Managing Secrets with Vault and Consul (Part II - Secrets management workflow)

In Part I, we got an overview of Vault and how it might help us in managing various secrets. To better understand it, let us circle back to our 3-tier architecture again. Assume that the web app needs access to SQS and also the database (MySQL, PostgresSQL, MongoDB etc.).

If your web app is written in Flask, for e.g., you might end up putting AWS access keys in or in environment or under ~/.aws/credentials - in clear. Needless to say, that is exactly what we’re trying to prevent. Instead, we will have the Flask app read the secrets from Vault. This means that the secrets (AWS access keys and DB credentials) reside unencrypted only in memory. But to access Vault, the app still needs some sort of auth mechanism. In this post, we present a workflow that is designed to accommodate such a requirement in a relatively safe manner. There are three features of Vault, that we will consider:

Secret Mounts

Generic secrets backend is the default secrets backend for Vault. If you already went through the various secret backends of Vault, you might notice that there is already a backend for MySQL, ProstgresSQL and Cassandra. And in fact, if you do use any of those, you should use those backends. But for this exercise, let us assume that you will manually create database user and password with appropriate privileges. This is to showcase the most generic solution possible via Vault. Apart from username and passwords, you could use the generic backend to store any arbitrary secret.

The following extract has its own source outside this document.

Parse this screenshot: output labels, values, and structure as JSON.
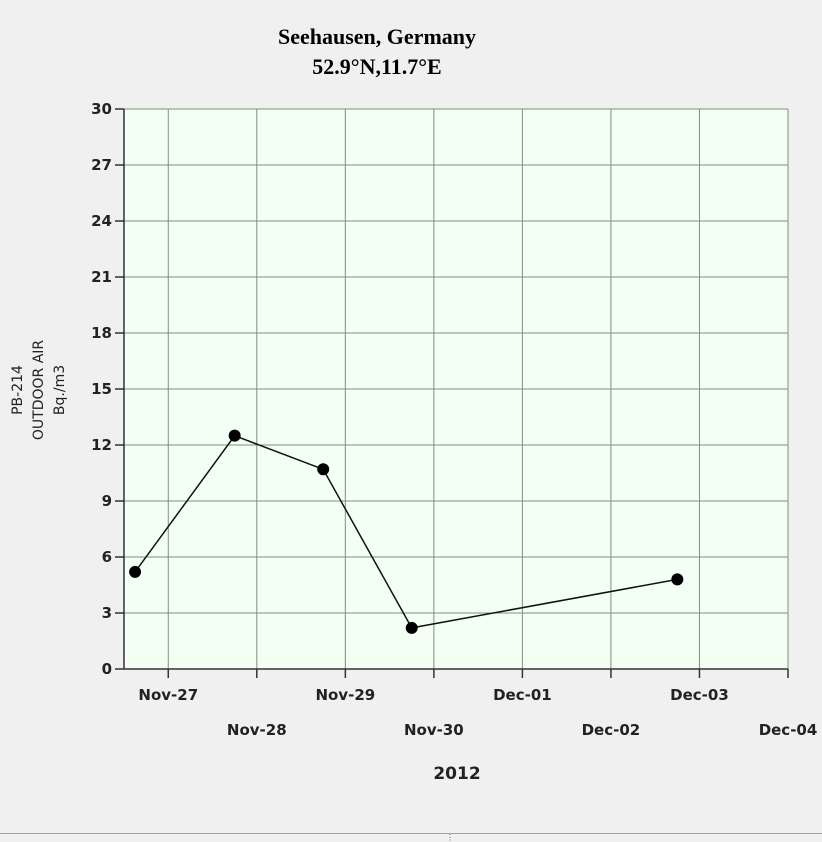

If you’re unfamiliar with specifics of Vault set up and operations, I urge you to read either the documentation of Vault or go through Part III, which will cover the basic operations with Vault and Consul.

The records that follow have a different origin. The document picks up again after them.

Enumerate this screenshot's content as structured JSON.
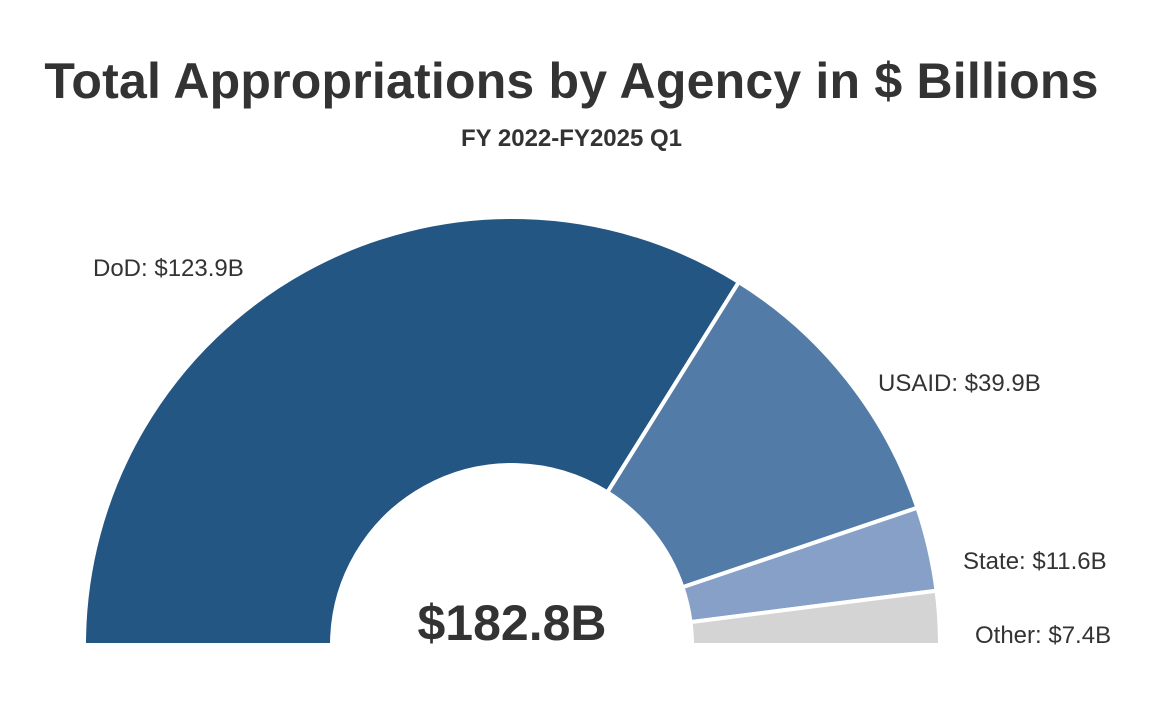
{
  "chart_data": {
    "type": "pie",
    "subtype": "semi-donut",
    "title": "Total Appropriations by Agency in $ Billions",
    "subtitle": "FY 2022-FY2025 Q1",
    "total_label": "$182.8B",
    "unit": "$ Billions",
    "slices": [
      {
        "name": "DoD",
        "value": 123.9,
        "label": "DoD: $123.9B",
        "color": "#245684"
      },
      {
        "name": "USAID",
        "value": 39.9,
        "label": "USAID: $39.9B",
        "color": "#527ca7"
      },
      {
        "name": "State",
        "value": 11.6,
        "label": "State: $11.6B",
        "color": "#87a0c8"
      },
      {
        "name": "Other",
        "value": 7.4,
        "label": "Other: $7.4B",
        "color": "#d4d4d4"
      }
    ]
  }
}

Let us assume you already created a generic secrets mount called “config”. The mount point for this backend will always be “config/”. Similarly, let us assume that you also created a mount for AWS secrets backend and Cubbyhole. You may verify the mounts by using Vault CLI:

$ vault mounts
Path        Type       Default TTL  Max TTL  Description
aws/        aws        system       system
cubbyhole/  cubbyhole  n/a          n/a      per-token secret storage
sys/        system     n/a          n/a      system endpoints used for control, policy and debugging
config/     generic    system       system

The mounts will be used in our workflow for managing secrets.

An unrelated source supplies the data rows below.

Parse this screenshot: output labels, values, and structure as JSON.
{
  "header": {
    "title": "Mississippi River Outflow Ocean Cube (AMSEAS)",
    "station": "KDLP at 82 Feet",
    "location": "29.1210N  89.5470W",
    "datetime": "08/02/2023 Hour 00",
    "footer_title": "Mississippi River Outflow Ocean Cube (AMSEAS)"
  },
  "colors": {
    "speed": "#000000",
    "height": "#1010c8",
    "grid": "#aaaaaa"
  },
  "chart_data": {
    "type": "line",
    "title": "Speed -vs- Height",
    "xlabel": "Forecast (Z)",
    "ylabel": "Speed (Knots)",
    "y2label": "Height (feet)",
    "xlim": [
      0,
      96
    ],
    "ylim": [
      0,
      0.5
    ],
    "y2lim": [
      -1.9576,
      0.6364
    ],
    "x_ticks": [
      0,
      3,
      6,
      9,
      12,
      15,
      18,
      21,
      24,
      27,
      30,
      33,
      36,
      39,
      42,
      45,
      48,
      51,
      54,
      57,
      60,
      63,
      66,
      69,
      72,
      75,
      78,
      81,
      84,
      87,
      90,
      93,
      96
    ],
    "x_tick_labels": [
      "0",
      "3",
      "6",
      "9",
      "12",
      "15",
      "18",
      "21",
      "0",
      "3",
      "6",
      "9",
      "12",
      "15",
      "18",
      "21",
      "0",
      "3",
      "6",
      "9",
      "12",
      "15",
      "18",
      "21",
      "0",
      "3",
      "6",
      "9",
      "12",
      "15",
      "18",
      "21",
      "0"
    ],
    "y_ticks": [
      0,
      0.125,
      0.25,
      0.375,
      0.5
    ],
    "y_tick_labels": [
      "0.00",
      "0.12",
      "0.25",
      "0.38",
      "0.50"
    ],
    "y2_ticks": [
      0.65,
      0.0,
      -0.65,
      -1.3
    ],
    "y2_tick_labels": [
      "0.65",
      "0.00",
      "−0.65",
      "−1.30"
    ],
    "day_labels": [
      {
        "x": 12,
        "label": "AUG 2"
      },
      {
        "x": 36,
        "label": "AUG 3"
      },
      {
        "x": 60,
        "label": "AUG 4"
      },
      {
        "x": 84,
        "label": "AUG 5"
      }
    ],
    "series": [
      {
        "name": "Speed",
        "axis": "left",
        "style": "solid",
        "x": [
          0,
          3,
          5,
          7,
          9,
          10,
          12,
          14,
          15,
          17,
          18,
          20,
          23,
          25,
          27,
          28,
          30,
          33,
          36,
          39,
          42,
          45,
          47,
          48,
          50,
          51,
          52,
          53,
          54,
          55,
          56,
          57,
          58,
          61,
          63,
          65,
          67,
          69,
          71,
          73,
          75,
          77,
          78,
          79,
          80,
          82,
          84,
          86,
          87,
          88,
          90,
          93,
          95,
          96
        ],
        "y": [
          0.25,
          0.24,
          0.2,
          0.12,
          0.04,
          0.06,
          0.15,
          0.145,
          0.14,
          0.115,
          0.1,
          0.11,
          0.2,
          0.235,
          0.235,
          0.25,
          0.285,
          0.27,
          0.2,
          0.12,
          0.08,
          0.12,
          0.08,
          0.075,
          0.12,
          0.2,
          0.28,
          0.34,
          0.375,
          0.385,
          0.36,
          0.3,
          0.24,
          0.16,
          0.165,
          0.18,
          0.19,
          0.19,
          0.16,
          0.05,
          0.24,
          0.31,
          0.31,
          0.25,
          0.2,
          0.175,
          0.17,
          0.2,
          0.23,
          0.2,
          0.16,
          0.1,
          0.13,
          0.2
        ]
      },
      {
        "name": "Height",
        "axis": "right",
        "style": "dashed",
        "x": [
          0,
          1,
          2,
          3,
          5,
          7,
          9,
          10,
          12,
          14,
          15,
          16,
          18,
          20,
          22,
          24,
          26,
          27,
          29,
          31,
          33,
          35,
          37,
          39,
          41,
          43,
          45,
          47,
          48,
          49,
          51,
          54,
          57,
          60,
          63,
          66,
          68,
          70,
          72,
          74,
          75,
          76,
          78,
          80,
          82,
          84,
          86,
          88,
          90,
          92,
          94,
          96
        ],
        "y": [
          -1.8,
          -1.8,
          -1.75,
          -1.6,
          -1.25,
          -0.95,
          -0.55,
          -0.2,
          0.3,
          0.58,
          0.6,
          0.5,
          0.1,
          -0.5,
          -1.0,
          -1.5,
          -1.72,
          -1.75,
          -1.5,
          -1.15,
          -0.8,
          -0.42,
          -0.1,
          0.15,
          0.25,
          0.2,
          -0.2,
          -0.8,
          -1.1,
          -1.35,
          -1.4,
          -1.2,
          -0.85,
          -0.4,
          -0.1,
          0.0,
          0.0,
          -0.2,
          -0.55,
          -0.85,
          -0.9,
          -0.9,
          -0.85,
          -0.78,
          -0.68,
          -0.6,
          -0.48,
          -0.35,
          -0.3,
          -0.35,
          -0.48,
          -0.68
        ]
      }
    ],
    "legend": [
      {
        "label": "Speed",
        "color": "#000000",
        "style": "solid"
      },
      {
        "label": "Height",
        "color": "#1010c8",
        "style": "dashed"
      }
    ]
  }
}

Workflow to access DB credentials

Secrets Management Workflow

APP ID and User ID management

The secrets are provided by Vault, and our web app will need a mechanism to access those secrets in Vault. Vault addresses this via Auth backends. As these auth activities are machine based, an authentication backend that is more suitable for this scenario is App ID. With App-ID auth mechanism, you will need two relatively difficult to guess secrets. For our use case, let us say we pick the following for those auth secrets: - For App ID, we pick randomly generated UUID. It will be generated by some offline config management system like Ansible, Chef etc. This ensures that web app has no real control over APP ID itself and we can frequently rotate it. - For User ID, let us pick the sha1sum of the mac address of eth0, of the instance where the web app is running. This will have to be calculated by the web app as well as our Ansible automation. Let us say if the mac address was “11:ff:30:d6:ba:5f”, sha1sum would be: 256e73e33e468e1a679edc9e5647594b789224e5.

Manage access to APP ID and User ID with Cubbyhole

The generated App ID will be mapped to the User ID of each instance we deploy in production. That means there will be as many mappings for that one App ID as there are instances provisioned. If you want to be even more paranoid, you could generate APP ID per instance. Using both the App ID and the User ID, the web App will be able to authenticate with Vault and then access all the config secrets. This “access” will be controlled by our policy.

Since User ID is calculated by web App at run time, the other piece it needs to know is App ID itself. Writing that information in a file (on the app server) does not increase the security posture by that much. For one, if the instance is compromised, the attacker has all the information he needs to access your secrets. In most cases, this is the weakest link in your secrets management process. To address this problem, we force the web App to fetch App ID itself from Vault. And this is where we employ the Cubbyhole secret backend of Vault. A unique feature of cubbyhole is that every token gets its own secure enclave, and no other token (including root token) can access it.

If you’re already familiar with “num_uses” option of tokens in Vault, it becomes a very convenient and required tool for our workflow. The Ansible automation responsible for generating App ID for a tenant, also generates a “temporary” token with num_uses set to something small, which we will elaborate further. The automation will use that token to write the App ID to the temporary token’s cubbyhole and thus, only this temporary token can read that App ID. The automation then copies the temporary token to the app servers and restarts web app.

All these steps exhaust the total number of uses allowed for the temporary token. To recap, following are the “uses” of the temporary token: - One write operation to the cubbyhole (automation) - One read operation to verify the cubbyhole content (automation) - One auth to cubby hole by the app server - One read by app server, which get the APP ID.

Once the “uses” are exhausted, Vault automatically revokes the token and no one can read the App ID at that path any more. To summarize, here is what the workflow achieves:

  • Keeping secrets a secret
  • Relatively secure way to access the store where the secrets are stored
  • Frequent (or rather aggressive) rotation of authentication keys
  • Supports end-to-end automation of secure access to secrets.